Sur l'application des dispositions de l'article 163-0 A du code général des impôts :
7. Aux termes du I de l'article 163-0 A du code général des impôts : " Lorsqu'au cours d'une année un contribuable a réalisé un revenu qui par sa nature n'est pas susceptible d'être recueilli annuellement et que le montant de ce revenu exceptionnel dépasse la moyenne des revenus nets d'après lesquels ce contribuable a été soumis à l'impôt sur le revenu au titre des trois dernières années, l'intéressé peut demander que l'impôt correspondant soit calculé en ajoutant le quart du revenu exceptionnel net à son revenu net global imposable et en multipliant par quatre la cotisation supplémentaire ainsi obtenue. (...) ".
8. En l'espèce, le revenu litigieux est tiré de la détention par M. A... de produits stupéfiants. Cette opération n'est pas, par nature, insusceptible de se reproduire annuellement. Dès lors, le revenu en litige doit être regardé comme dépourvu de caractère exceptionnel. Par suite, il ne peut bénéficier des dispositions de l'article 163-0 A du code général des impôts.

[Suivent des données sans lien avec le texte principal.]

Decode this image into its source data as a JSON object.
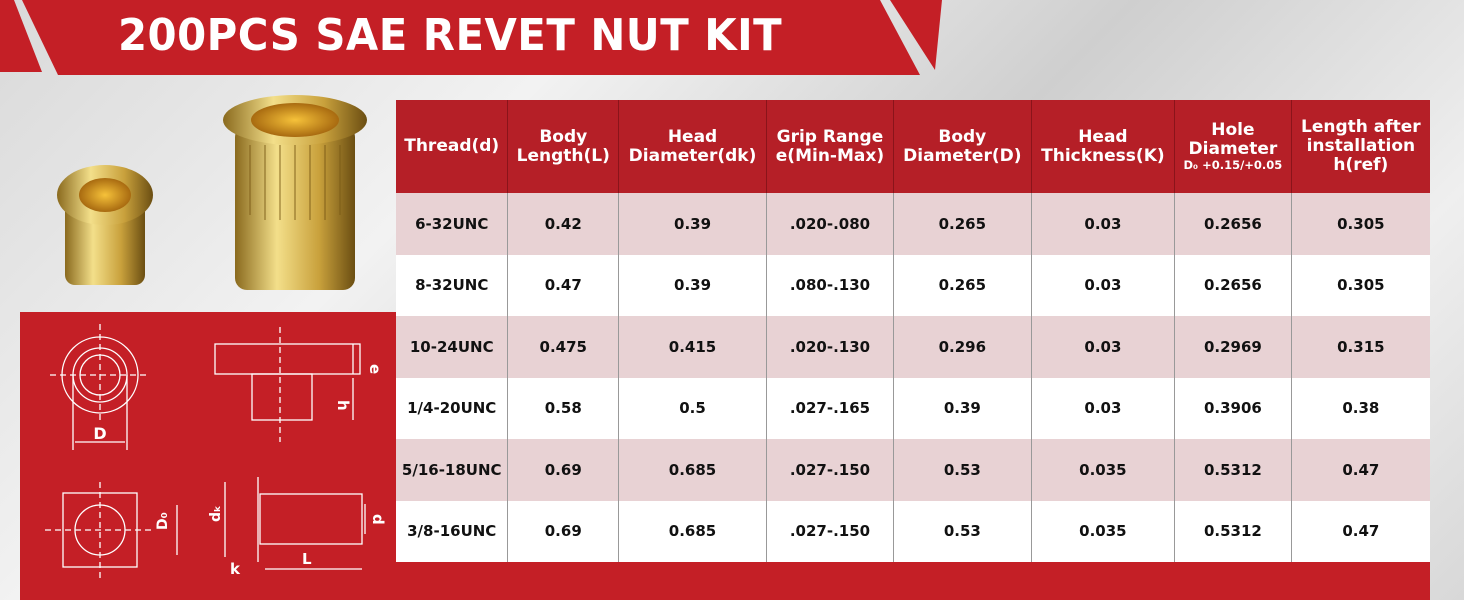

9. Il résulte de tout ce qui précède que M. et Mme A... ne sont pas fondés à soutenir que c'est à tort que, par le jugement attaqué, le tribunal administratif de Montreuil a rejeté leur demande. Il s'ensuit que leur requête doit être rejetée, y compris les conclusions tendant à l'application des dispositions de l'article L. 761-1 du code de justice administrative.
DECIDE :
Article 1er : La requête de M. et Mme A... est rejetée.
Article 2 : Le présent arrêt sera notifié à M. et Mme C... A... et au ministre de l'économie, des finances et de la relance.
Délibéré après l'audience du 12 avril 2022 à laquelle siégeaient :
M. Beaujard, président de chambre,
Mme Pham, première conseillère,
M. Bouzar, premier conseiller,
Rendu public par mise à disposition au greffe le 10 mai 2022.
L'assesseure la plus ancienne
dans l'ordre du tableau,
C. PHAMLe président-rapporteur,
P. D... La greffière,
M. B...
La République mande et ordonne au ministre de l'économie des finances et de la relance en ce qui le concerne ou à tous huissiers de justice à ce requis en ce qui concerne les voies de droit commun, contre les parties privées, de pourvoir à l'exécution de la présente décision.